I think a better framing is that the purpose of a system is what it rewards people for doing.
Meta says that their purpose is “to build the future of human connection” and used to say their mission was to “make the world more open and connected”. But Meta employees aren’t actually judged by how well they serve those high valued goals. Employees are judged on their ability to get people to spend more time staring at their screens clicking on ads (source: I worked there). So I think it’s fair to say that “get people to spend time storing at screens clicking on ads” is the purpose of Meta.
Someone I know works as a hospital doctor. Her performance isn’t judged based on patient outcomes, but on whether patients feel cared for, whether patients get diagnosed with treatable conditions, and how much the hospital can bill insurers for treating patients. So I think it’s fair to say that the purpose of that hospital is to make people feel cared for, diagnose them with things, and charge as much as they can to insurance. Some health benefits obviously get provided along the way, but since they aren’t what people are rewarded for, they aren’t the purpose.
If you work on a political campaign, your salary depends on bringing in lots of money from donors, but is mostly disconnected from whether the country improves as a result of your party’s policies. Thus I think it’s fair to say the purpose of a political party is to get people to donate money - often by making people angry and afraid.
On the other hand, when I worked at Google Search, it was genuinely true that the primary thing people were rewarded for was making search useful for users.
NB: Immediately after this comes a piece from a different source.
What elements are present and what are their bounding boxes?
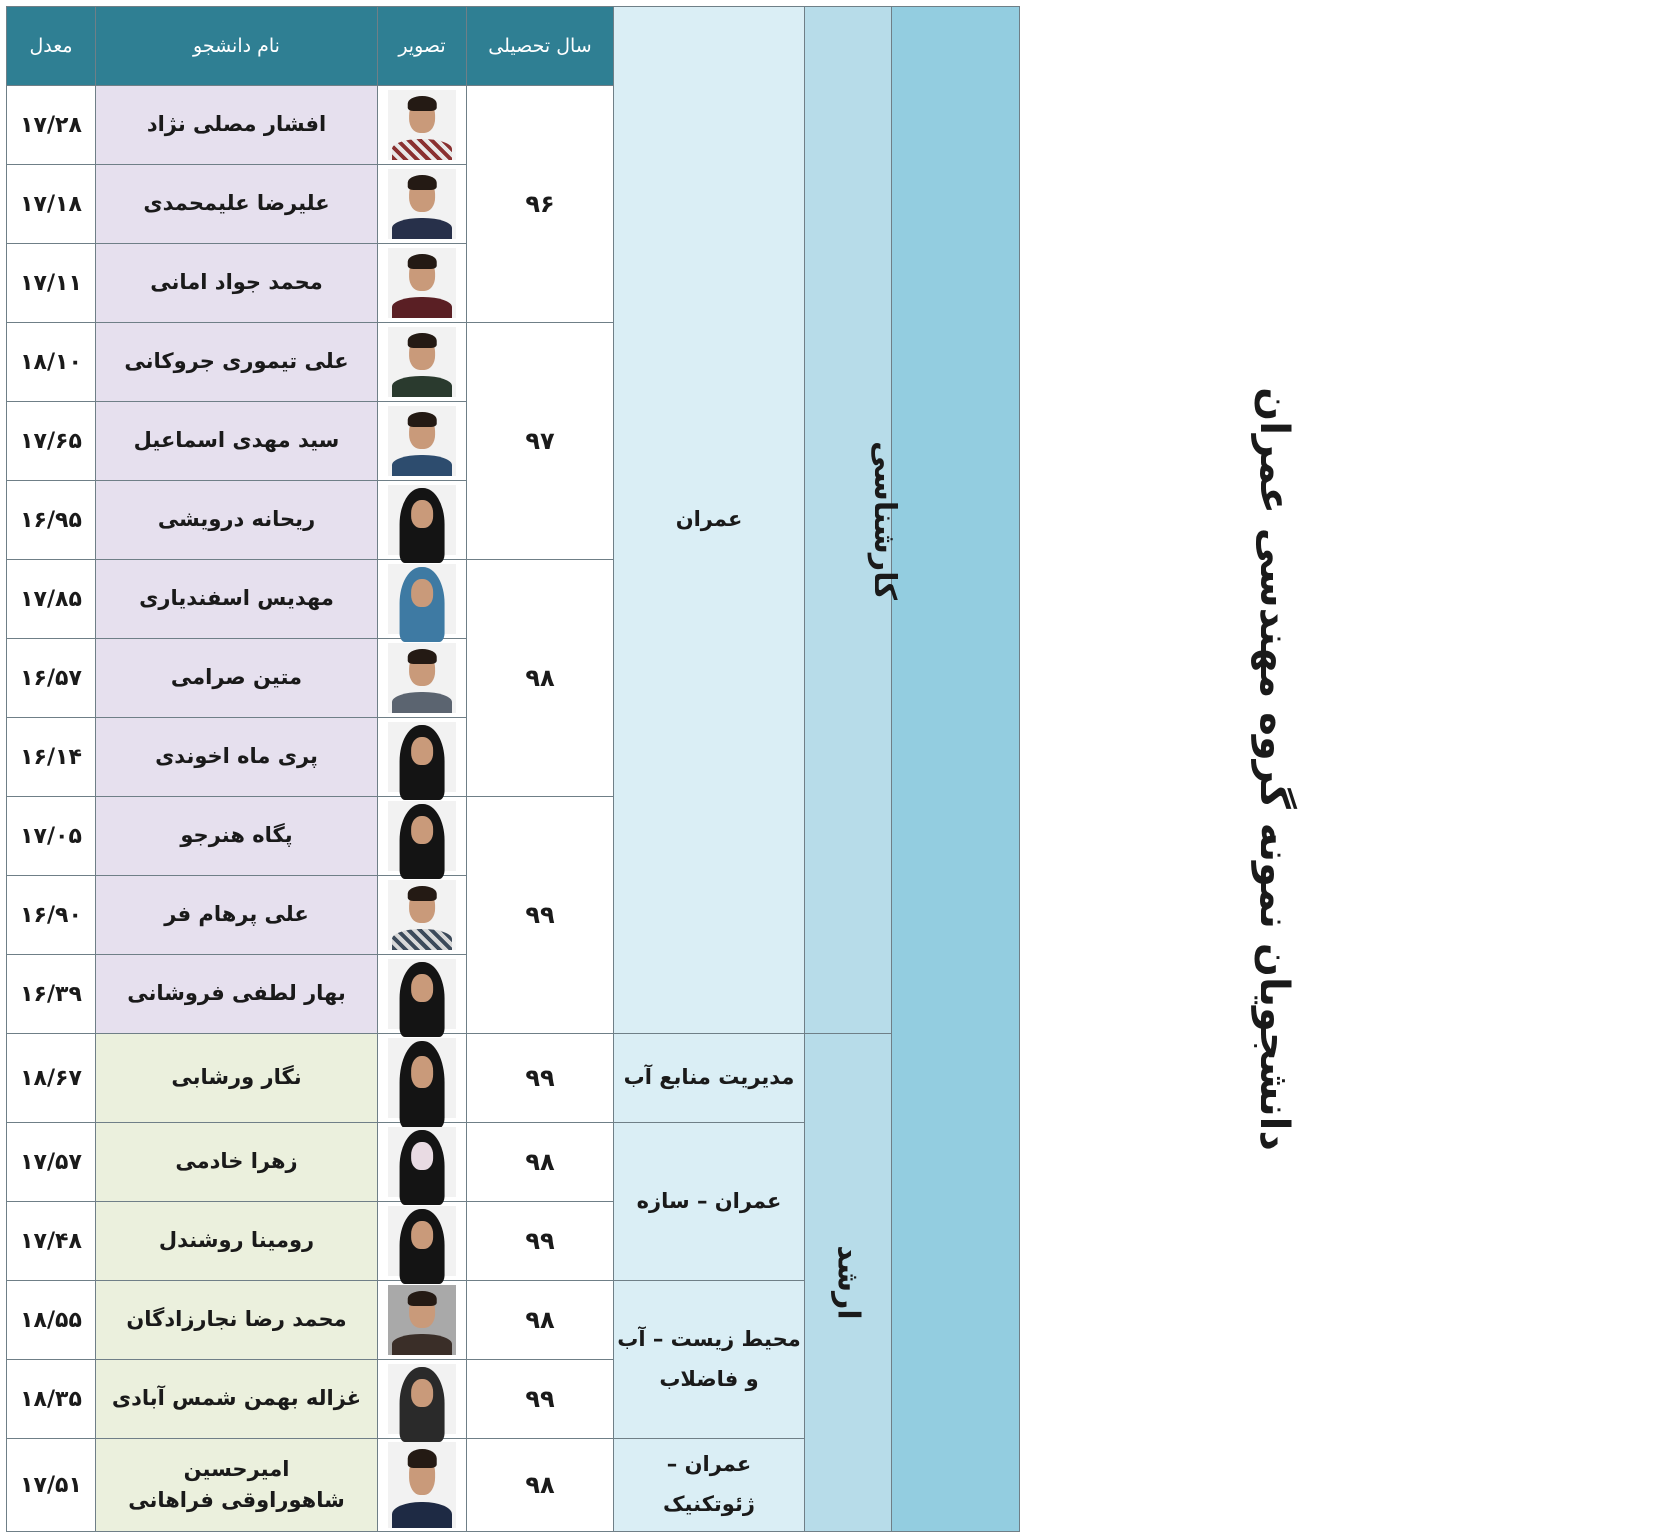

The ads team of course has a separate purpose of making money by getting people to click on the ads they placed on the results.
Similarly, I’m pretty sure no police department rewards police officers for shooting innocent people. However I assume they do reward people for bringing down crime statistics in ways favorable to whoever is mayor, and I can imagine they may under-reward building good relationships with the community.
The purpose of a system definitely isn’t what it says it is, and it’s not fair to say all negative outcomes are intentional,, but I think it is fair to judge a system by what it rewards, and what a system rewards is often actually quite legible.